London restaurants Albion, Parabola and Lutyens close as Sir Terence Conran and Peter Prescott venture folds
Another string of restaurants in London have closed after the company Prescott & Conran went into administration.
Albion, a British cuisine restaurant in Clerkenwell, closed today, as did Lutyens in Fleet Street and Parabola in Kensington.
Another restaurant in the portfolio, Covent Garden's Les Deux Salons, closed in March.
Today Duff & Phelps announced that it had been appointed as administrator to Prescott & Conran.
The company was a collaboration between Sir Terence and Lady Conran and Peter Prescott.
Sir Terence and Prescott had previously worked together on Conran Restaurants, which is now called D&D and operates City hotspots like the Coq D'Argent.

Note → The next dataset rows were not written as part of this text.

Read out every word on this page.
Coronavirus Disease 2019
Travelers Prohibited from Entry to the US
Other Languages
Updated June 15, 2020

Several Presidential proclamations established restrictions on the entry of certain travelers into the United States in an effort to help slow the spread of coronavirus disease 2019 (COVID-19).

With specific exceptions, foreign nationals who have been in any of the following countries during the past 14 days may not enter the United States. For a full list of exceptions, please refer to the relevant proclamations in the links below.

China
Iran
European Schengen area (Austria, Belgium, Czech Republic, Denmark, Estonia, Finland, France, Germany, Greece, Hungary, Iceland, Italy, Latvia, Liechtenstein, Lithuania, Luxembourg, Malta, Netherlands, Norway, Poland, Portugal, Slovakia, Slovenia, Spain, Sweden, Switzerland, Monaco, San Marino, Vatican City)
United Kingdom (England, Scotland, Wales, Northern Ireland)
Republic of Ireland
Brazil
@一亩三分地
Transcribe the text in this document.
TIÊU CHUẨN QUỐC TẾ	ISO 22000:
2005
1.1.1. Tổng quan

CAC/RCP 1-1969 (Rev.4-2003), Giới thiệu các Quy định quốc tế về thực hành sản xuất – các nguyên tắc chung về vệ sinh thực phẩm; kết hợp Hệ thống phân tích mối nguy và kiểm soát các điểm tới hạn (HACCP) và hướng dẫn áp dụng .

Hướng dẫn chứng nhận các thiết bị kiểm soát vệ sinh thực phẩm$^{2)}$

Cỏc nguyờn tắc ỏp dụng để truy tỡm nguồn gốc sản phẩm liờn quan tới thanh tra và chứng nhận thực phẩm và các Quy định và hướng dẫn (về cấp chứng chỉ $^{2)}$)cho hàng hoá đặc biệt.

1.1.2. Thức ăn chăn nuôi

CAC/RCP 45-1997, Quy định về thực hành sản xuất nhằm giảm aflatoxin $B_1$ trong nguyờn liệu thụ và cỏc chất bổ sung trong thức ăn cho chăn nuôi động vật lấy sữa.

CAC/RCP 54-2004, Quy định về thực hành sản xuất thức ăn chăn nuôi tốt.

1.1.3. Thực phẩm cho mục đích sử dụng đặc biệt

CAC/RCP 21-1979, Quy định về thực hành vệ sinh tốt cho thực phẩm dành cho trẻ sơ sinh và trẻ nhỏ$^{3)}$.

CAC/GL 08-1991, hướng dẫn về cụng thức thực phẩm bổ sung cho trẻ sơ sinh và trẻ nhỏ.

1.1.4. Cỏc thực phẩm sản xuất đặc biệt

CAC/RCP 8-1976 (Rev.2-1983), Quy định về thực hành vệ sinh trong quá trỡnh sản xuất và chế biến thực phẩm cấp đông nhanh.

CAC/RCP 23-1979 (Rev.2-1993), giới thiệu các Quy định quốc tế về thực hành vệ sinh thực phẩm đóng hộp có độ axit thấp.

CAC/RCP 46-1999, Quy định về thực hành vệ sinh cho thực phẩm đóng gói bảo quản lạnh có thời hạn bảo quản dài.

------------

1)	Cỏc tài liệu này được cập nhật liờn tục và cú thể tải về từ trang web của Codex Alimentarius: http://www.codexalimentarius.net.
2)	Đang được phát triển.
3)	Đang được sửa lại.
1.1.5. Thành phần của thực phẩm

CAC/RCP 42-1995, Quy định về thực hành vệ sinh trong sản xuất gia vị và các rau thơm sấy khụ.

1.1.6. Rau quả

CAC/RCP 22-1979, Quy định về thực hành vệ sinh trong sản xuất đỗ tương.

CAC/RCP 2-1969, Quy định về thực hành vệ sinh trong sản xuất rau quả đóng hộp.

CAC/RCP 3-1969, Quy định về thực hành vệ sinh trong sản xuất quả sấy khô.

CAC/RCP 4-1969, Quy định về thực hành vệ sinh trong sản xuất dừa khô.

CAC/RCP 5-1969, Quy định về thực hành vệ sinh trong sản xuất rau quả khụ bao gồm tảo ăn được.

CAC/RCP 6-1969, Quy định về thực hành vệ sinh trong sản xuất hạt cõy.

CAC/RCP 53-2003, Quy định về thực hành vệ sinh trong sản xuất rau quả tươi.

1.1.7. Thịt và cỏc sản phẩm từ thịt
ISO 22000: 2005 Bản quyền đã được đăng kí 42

Prescott stepped down from Prescott & Conran earlier this year, and either sold or transferred his stake to Conran.
Administrators have already sold the site of the Boundary hotel in Shoreditch to a separate company owned by the Conran family.
Davis Coffers Lyons has been appointed to market the other sites.
Stephen Clancy of Duff & Phelps said: “The restaurant trade is going through a period of sustained change off the back of changing consumer demand. As such the group’s directors made the difficult decision to exit underperforming restaurants.”